Interest in environmental issues and commitment to reducing emissions has grown exponentially in recent years (Jin, 2020). Technological innovation and innovation processes make an extremely important contribution in terms of decarbonization and combating the climate crisis. (Aldieri et al., 2019). The present link between energy and climate change, turns out to be increasingly worrying, complex and difficult to manage and in the last decade much scientific work has been done to analyze climate change policies, internationally (Helm et al., 2009; Giddens, 2011), national (Lisowski, 2002; Harris 2011; Bailey et al., 2012) and local (Bulkeley et al., 2003; Rootes et al., 2012). Many technologies that belong to the sphere of energy transition are emerging technologies that have not yet been able to fully express their potential in terms of value creation. Increasing energy efficiency and enabling a transition from fossil fuels to green is the challenge of the future. In fact, only by changing the sources of energy supply and limiting emissions and consumption will it be possible to avoid a catastrophe on a global scale and in this respect, innovation has become a tool to face the challenges of the current era and promote sustainable development (Horgan et al., 2018). Following the industrial era, the human being has generated enormous amounts of greenhouse gases (anthropogenic greenhouse effect), which comes from the consumption of conventional fossil fuels (oil, coal, gas), from all sources of pollution from intensive agriculture, livestock (methane) and deforestation.
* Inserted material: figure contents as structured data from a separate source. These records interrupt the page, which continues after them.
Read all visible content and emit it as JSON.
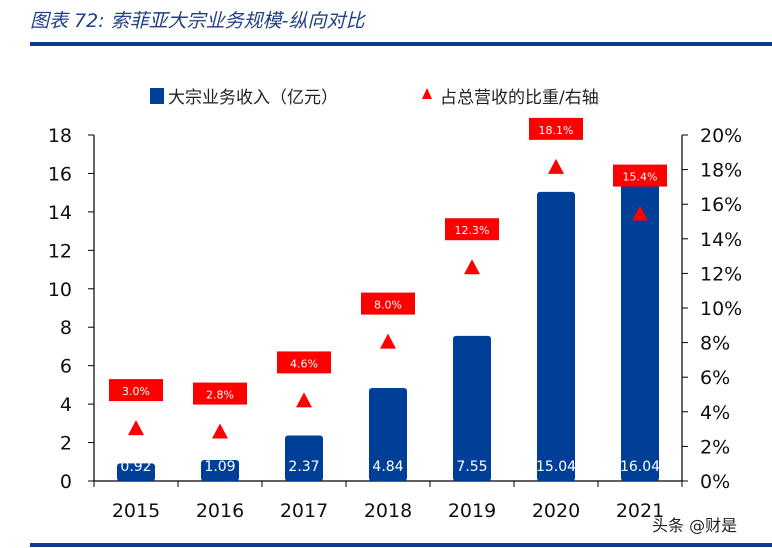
{
  "header": {
    "title": "图表 72:  索菲亚大宗业务规模-纵向对比"
  },
  "watermark": "头条 @财是",
  "chart_data": {
    "type": "bar",
    "categories": [
      "2015",
      "2016",
      "2017",
      "2018",
      "2019",
      "2020",
      "2021"
    ],
    "series": [
      {
        "name": "大宗业务收入（亿元）",
        "kind": "bar",
        "axis": "left",
        "color": "#003f98",
        "values": [
          0.92,
          1.09,
          2.37,
          4.84,
          7.55,
          15.04,
          16.04
        ],
        "labels": [
          "0.92",
          "1.09",
          "2.37",
          "4.84",
          "7.55",
          "15.04",
          "16.04"
        ]
      },
      {
        "name": "占总营收的比重/右轴",
        "kind": "marker-triangle",
        "axis": "right",
        "color": "#ff0000",
        "values": [
          3.0,
          2.8,
          4.6,
          8.0,
          12.3,
          18.1,
          15.4
        ],
        "labels": [
          "3.0%",
          "2.8%",
          "4.6%",
          "8.0%",
          "12.3%",
          "18.1%",
          "15.4%"
        ]
      }
    ],
    "y_left": {
      "range": [
        0,
        18
      ],
      "ticks": [
        "0",
        "2",
        "4",
        "6",
        "8",
        "10",
        "12",
        "14",
        "16",
        "18"
      ]
    },
    "y_right": {
      "range": [
        0,
        20
      ],
      "unit": "%",
      "ticks": [
        "0%",
        "2%",
        "4%",
        "6%",
        "8%",
        "10%",
        "12%",
        "14%",
        "16%",
        "18%",
        "20%"
      ]
    },
    "legend": "top",
    "grid": false
  }
}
Currently the green lungs are suffering from a serious pathology, in fact they cannot perform a function of vital importance, namely the regulation of the climate that took place by absorbing CO2. Malthus, Pigou, Boulding, all have a common denominator, the study of the impact of man on the environment, the incessant growth of the population and the now well-known Malthusian trap, all factors that have occurred centuries later.
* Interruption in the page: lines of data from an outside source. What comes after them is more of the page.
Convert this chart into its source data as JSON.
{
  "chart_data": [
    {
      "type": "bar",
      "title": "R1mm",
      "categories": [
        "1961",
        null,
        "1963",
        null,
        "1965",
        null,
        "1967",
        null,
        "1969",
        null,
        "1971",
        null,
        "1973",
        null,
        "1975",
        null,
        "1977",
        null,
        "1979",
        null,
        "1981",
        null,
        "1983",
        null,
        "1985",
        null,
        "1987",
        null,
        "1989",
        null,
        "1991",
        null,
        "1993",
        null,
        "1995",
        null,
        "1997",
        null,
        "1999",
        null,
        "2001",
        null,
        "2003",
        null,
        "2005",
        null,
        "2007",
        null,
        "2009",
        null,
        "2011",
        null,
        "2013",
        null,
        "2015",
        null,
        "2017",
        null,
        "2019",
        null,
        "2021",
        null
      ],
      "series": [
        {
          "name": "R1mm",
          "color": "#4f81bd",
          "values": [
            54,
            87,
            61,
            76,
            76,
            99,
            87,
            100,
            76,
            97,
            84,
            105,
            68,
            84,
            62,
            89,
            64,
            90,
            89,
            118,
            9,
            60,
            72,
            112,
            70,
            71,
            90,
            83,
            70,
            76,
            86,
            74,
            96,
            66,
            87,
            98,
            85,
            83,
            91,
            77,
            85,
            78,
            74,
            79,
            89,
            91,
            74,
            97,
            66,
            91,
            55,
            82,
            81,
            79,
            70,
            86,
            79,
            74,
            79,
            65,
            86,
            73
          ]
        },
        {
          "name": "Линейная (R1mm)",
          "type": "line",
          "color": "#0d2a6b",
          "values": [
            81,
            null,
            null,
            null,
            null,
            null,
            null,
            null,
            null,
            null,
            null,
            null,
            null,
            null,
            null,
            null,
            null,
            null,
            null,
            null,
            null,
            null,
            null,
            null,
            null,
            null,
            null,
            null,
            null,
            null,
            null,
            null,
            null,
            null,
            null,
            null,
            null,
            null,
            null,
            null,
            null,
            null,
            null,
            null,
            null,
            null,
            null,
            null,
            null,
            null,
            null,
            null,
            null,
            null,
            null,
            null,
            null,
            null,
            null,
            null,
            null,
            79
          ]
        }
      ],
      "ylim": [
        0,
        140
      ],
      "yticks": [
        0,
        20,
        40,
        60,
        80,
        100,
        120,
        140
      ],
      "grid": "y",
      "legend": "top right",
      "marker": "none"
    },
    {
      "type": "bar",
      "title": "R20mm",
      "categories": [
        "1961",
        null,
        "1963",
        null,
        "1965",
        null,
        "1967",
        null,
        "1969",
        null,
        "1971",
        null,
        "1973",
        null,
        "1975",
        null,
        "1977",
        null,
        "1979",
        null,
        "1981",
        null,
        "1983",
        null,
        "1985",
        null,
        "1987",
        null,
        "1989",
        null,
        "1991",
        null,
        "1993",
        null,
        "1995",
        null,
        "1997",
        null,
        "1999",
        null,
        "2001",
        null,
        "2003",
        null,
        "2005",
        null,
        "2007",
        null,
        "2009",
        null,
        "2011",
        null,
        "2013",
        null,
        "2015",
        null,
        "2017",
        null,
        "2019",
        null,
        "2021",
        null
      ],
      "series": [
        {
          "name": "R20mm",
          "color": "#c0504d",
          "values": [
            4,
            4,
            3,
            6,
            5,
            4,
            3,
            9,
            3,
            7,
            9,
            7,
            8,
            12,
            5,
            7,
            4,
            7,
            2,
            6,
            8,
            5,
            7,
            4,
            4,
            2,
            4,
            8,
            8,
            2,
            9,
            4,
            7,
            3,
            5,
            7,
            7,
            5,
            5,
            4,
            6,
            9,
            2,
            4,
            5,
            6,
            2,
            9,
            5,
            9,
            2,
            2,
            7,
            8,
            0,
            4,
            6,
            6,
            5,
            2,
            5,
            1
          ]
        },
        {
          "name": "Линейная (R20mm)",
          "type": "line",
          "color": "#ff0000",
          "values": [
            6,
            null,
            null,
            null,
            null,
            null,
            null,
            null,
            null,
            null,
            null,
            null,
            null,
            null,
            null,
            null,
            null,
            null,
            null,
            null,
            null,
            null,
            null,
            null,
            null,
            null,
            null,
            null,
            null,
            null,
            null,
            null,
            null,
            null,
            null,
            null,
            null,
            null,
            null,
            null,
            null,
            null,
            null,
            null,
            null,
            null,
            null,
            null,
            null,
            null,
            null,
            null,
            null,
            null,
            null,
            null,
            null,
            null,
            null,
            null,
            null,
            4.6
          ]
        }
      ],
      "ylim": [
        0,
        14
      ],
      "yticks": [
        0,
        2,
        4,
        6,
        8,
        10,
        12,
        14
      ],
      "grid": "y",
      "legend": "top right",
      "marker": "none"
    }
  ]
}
Their ability to study the succession of events, despite the very few means available, have allowed them to conduct extraordinary research that is still the subject of careful studies.

Boulding himself states that: “Albeit in a picturesque way I will call the open economy 'cowboy economy'; the cowboy is the symbol of the endless plains, of the tireless, romantic, violent and robbery behavior that is characteristic of open societies. The closed economy of the future will have to resemble the economy of the astronaut: the Earth must be considered a spaceship, in which the availability of anything has a limit, as regards both the possibility of use and the ability to accept waste, and in which therefore it is necessary to behave as in a closed ecological system capable of continuously regenerating materials, using only an external supply of energy”, with the aim of highlighting that the environment should not be seen as an open, infinite system, but a closed system, where resources are available in limited stocks. Later Herman Daly (1973) introduced the concept of steady state. It is considered the pioneer of ecological economics, it affirmed that economic and population growth must be limited and cannot grow indefinitely, as an ever-changing economic growth becomes unsustainable, dangerous and cause of wars. Throughout history, changing lifestyles and increasing well-being have driven the spread of innovation, which can be achieved through the placing on the market of new products and new organizational structures (Schumpeter 1934).